REPUBLIKA.CO.ID, JAKARTA – Seiring dengan langkah Prancis yang menyatakan 'perang melawan Islamis' berlanjut, lebih banyak serangan teror pun tak terelakkan terjadi di negara itu.
Setelah insiden pemenggalan terhadap seorang guru di Prancis karena mempertunjukkan karikatur Nabi Muhammad SAW di kelas, dua pekan kemudian terjadi aksi penyerangan di sebuah gereja di Nice, Prancis. Insiden itu menewaskan tiga orang, dengan satu wanita digorok lehernya dengan pisau. Pelaku kemudian ditembak oleh polisi.
Rentetan insiden yang disebut pemerintah Prancis 'serangan terorisme Islam' itu kian memperburuk ketegangan antara Prancis dan komunitas Muslim. Prancis secara terbuka menyatakan perangnya melawan ideologi Islam radikal.
"Kami sedang berperang melawan musuh yang ada di dalam dan di luar. Kita perlu memahami bahwa telah dan akan ada peristiwa lain seperti serangan mengerikan ini," kata Menteri Dalam Negeri Prancis, Gerald Darmanin, kepada radio RTL, dilansir di Newsweek, Sabtu (31/10).
Baru-baru ini, Prancis meningkatkan upayanya, dengan seruan jelas untuk regulasi media sosial dan memperkenalkan undang-undang nasional khusus untuk memerangi Islam radikal. Tidak hanya itu, pemerintah setempat juga menutup masjid dan mengusulkan untuk melarang sejumlah kelompok Muslim yang dianggap ekstrim oleh pihak berwenang. Menurut Darmanin, langkah itu dilakukan untuk mempertahankan negara sekuler Prancis dari campur tangan agama apapun.
Pernyataan Presiden Prancis Emmanuel Macron semakin menambah ketegangan dengan dunia Muslim. Ia menegaskan bahwa Prancis tengah diserang. Dengan meningkatnya ketegangan, ia juga memperingatkan tentang peningkatan kekerasan.
Pada 2015, setelah majalah satir Prancis, Charlie Hebdo, menerbitkan karikatur Nabi Muhammad, terjadi setidaknya 36 serangan teror di negara itu dan menewaskan 161 orang.
Dosen senior hubungan internasional di King's College, London, Frank Foley, mengatakan bahwa suhu politik tengah meningkat dan tanggapan pemerintah Prancis adalah bagian dari itu.

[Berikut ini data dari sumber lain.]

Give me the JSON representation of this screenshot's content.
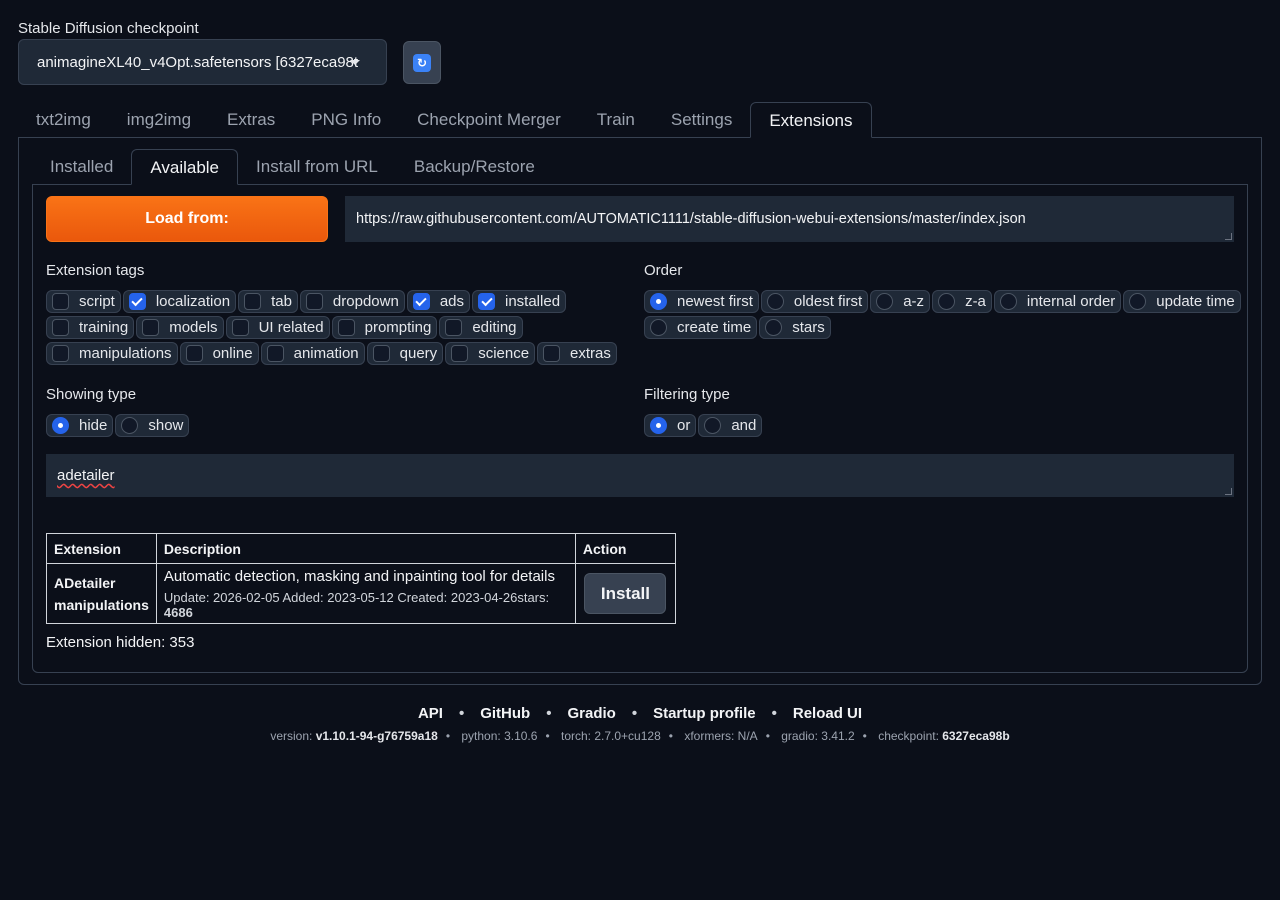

"Pendekatan ekspansif dalam menangani Islam radikal, dengan definisi yang sangat luas, hasilnya tidak terlalu baik. Masalah ekstremisme Prancis seburuk yang pernah terjadi sebelumnya," kata Foley.
Ketegangan semakin diperburuk negara-negara mayoritas Muslim yang menyebut Prancis telah melampaui batas dengan tanggapannya terhadap ekstremisme.
Perdana Menteri Pakistan Imran Khan, misalnya, menyebut Macron tengah menyerang Islam dan dengan sengaja memprovokasi Muslim serta mendorong Islamofobia.
Sementara itu, Presiden Turki Recep Tayyip Erdogan menyerukan pemboikotan terhadap barang-barang Prancis. Erdogan menyebut Macron harus memeriksakan kesehatan mentalnya karena pidatonya tentang Islamisme radikal.
Mantan Perdana Menteri Malaysia Mahathir Mohamad tidak ketinggalan merespons sikap pemerintah Prancis. Ia mengatakan, Muslim memiliki hak untuk marah dan membunuh jutaan orang Prancis, sebab dalam sejarahnya Prancis telah membunuh jutaan orang di masa lalu.
Prancis memiliki populasi minoritas Muslim terbesar di Eropa Barat, dengan sekitar 5 juta atau antara 9 dan 10 persen dari populasi. Namun, Prancis bersikap lebih keras terhadap Muslim dengan melarang jilbab dan simbol agama yang dinilai mencolok di sekolah dan kantor publik pada 2004. Selanjutnya, Prancis menjadi negara Eropa pertama yang melarang niqab dan burka, penutup wajah penuh untuk wanita, pada 2011.
Peningkatan ketegangan antara pemerintah dan komunitas Muslim di Prancis memang bukan hal baru dan telah berakar sejak abad pertengahan. Namun, kondisi demikian kian terlihat ketika pada 2006, majalah Charlie Hebro menerbitkan kartun Nabi Muhammad, dan diikuti serangan teror di kantornya pada 2015.